The debt Australia has been accumulating is making the economy look stronger than it is. But like a person, eventually Australia will reach a point where it can’t afford to pay the interest on the debt. The debt is too high. The economy will reach its debt capacity and there are signs that we may be rapidly approaching that stage.


From an economic diversity perspective

Australia has one of the least diverse or least complex economies in the world. Check out the rankings here. At the time of writing this, Australia is ranked at #55. Almost halfway down the list; above Nambia, but below Egypt.

The more complex an economy, the more 'diverse' and robust it is. Generally, complex economies are in a better position to weather an economic downturn, or take advantage of economic and technological developments and changes.

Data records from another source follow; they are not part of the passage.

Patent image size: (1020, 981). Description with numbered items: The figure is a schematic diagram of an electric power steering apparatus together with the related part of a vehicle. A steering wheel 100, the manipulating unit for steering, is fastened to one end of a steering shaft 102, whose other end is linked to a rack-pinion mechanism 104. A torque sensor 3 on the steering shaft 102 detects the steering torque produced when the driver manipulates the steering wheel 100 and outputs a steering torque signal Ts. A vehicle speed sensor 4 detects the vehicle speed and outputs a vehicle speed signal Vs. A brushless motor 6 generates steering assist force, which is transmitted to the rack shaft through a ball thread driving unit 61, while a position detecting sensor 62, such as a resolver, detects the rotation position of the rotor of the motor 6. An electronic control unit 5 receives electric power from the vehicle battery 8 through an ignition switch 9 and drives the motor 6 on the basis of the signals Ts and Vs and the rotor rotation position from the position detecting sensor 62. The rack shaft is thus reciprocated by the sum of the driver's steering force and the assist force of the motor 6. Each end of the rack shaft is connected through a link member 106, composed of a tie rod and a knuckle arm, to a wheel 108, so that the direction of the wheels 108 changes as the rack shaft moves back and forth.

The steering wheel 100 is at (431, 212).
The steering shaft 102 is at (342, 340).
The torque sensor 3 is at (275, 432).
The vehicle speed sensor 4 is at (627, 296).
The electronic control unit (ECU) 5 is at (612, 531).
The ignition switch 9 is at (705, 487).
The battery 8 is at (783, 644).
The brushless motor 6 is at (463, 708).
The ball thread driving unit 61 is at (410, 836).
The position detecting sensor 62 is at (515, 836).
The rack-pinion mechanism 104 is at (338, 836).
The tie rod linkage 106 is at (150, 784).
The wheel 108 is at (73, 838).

Advanced economies like that of Japan, Germany and the United States rank higher on the list. They have a diverse economy. They produce an enormous range of products that are consumed by markets across the world. Whereas non-diverse economies are more limited in their trading. Countries like Bolivia, Bangladesh and Zambia rank in the lower half of the list. At times their economies may be stagnant and slow.


It's all a bit frightening. In this case, complexity represents economic diversity. And diversity is what keeps you safe when things go wrong, because where there are losers, there will be winners. And in a diverse economy, the winners help the economy by becoming the new engines of growth. If you lack diversity in your economy, you run the risk of ending up with just losers.


There are of course other ways to measure the riskiness of the Australian economy. But these three should tell you enough. Australia is a 'RISKY' country.